日本でも転職は決して珍しいものではなくなりつつありますが、海外での転職は日本とは比較にならないほど一般化しています。

 

むしろ転職回数が人材のプラス評価ともなる、つまり能力のあるビジネスマンは、その能力で自分を高く評価するトコロに転職が出来るという受け止め方をしています。

 

上記のように中高年で「現場責任者」として勤務する際、その場の最高責任者である貴方に、スキルの証明書にサインを求められても、安易に請けないようにするべきです。

 

自己PR資料として前職の上司のサイン入り証明書を持参する転職希望者

自分を高く売るための自作の職務証明書

自分を高く売るための
自作の職務証明書

私自身が経験した事ですが、私が担当する事となったプロジェクトで、どうしても北米の現地人、つまりアメリカ人の人材が1名必要となるケースがありました。

 

業界経験を有する事を条件に求人を出したところ、10名以上の応募があり、書類審査を通過した応募者数名の私が面接を行いましたが、その中の1人は既に会社を6社ほど転職している30代の男性でした。

 

採用の決定に重要な要素となる職務経歴書には、彼が在籍した企業の名前がリストアップされており、その中には日本企業の名前もありました。

 

面接に彼は、自分が経験した業務に関して、その業務を成功裏に遂行した証明書を何通か持参し、面接官である私に見せました。

 

「私は、これだけの仕事を経験し、全て成功に導いた。証拠の当時の上司のサインもある。
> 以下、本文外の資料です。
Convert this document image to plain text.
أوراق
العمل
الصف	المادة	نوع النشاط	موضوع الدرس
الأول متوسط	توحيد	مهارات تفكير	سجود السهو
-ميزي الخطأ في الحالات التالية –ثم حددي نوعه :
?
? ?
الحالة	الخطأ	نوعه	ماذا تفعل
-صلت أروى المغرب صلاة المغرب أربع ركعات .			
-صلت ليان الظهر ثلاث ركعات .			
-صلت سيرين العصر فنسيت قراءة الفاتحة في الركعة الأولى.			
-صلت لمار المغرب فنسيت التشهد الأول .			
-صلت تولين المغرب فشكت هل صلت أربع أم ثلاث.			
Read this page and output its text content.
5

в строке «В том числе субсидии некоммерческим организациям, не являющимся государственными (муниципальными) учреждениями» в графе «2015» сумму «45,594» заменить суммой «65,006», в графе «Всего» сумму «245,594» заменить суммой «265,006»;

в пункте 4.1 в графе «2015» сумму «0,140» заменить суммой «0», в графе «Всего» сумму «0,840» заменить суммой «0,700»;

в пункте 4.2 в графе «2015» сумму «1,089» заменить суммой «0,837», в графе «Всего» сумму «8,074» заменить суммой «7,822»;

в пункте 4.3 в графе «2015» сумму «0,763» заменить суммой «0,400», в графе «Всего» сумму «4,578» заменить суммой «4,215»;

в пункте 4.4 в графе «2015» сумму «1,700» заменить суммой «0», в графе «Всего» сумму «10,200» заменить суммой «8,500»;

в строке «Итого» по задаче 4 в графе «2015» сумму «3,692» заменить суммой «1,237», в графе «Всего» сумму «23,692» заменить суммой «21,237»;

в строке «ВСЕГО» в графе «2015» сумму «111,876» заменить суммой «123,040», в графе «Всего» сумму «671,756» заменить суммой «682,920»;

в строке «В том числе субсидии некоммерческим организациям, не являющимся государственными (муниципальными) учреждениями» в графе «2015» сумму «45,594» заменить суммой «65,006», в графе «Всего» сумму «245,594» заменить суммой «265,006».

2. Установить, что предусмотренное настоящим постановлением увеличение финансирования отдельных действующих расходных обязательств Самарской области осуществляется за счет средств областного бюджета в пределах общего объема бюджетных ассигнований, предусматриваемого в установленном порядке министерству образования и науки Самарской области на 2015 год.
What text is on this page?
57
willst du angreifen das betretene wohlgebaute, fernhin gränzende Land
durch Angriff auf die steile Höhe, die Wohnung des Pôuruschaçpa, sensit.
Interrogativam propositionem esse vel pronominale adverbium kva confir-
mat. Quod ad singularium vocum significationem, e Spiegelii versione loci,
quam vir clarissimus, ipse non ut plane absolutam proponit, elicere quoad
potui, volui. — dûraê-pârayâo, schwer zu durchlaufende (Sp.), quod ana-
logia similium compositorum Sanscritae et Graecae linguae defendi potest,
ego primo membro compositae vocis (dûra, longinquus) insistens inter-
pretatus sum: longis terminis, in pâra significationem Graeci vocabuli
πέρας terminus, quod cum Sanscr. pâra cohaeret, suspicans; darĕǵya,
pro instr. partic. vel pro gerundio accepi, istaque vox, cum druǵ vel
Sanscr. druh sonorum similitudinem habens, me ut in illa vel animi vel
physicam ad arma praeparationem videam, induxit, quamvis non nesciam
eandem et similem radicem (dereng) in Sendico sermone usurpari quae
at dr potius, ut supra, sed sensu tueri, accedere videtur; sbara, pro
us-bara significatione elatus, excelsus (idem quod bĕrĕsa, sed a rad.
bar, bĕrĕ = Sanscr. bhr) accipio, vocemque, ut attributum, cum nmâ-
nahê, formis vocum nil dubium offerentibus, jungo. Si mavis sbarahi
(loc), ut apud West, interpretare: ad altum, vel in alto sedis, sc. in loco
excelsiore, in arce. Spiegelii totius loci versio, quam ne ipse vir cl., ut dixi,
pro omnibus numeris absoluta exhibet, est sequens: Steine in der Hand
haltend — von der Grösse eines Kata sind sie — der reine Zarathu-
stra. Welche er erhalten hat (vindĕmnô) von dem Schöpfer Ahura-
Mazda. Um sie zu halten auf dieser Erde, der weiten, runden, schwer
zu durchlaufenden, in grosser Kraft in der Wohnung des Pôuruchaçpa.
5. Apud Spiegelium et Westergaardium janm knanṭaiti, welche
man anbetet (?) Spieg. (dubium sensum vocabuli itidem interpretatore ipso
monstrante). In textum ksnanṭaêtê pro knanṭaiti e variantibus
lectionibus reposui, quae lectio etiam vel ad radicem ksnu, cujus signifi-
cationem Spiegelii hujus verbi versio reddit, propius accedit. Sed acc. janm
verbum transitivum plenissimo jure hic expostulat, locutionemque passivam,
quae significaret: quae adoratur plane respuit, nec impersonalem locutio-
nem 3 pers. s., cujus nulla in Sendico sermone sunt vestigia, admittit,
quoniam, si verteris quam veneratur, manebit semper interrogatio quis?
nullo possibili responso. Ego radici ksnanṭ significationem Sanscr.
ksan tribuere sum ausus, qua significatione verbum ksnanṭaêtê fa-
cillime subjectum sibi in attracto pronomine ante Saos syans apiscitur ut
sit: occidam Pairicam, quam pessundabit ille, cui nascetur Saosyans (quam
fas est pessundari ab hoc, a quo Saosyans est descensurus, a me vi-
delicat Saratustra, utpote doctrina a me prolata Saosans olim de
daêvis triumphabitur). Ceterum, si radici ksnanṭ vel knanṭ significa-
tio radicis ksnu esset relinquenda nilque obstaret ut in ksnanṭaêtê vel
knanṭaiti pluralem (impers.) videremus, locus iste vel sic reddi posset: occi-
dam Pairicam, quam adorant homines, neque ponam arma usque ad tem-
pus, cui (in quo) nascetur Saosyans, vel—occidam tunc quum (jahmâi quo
」

 

その自作の証明書には確かにサインがありました。

 

サインに値するかどうかを詳しく内容をチェックする

転職が日常化している外国では、求人に応募し少しでも有利に採用される為、厚遇される為に、このような自分の経歴やスキルを証明する、前職の上司のサイン入り書類で自己アピールする外国人が少なくありません。

 

もちろん、その人材がサインをする上で間違いなくスキルを持つ人間であれば問題はありませんが、「この書類にサインをお願いします」と依頼を受けた際、その書類の内容を詳しくチェックしサインをするべきです。

 

特に日本企業に勤務した経験が有る現地の外国人は、雇用する側としても、ある程度の「日本流」を承知していると判断し採用を決めるケースがあります。

 

迂闊にサインをし、証明書と能力が一致しない、評価に値しない人材の採用というケースが、廻り回って自分のトコロに来ない為にも、私製の書類には不注意にサインをしないように注意をして下さい。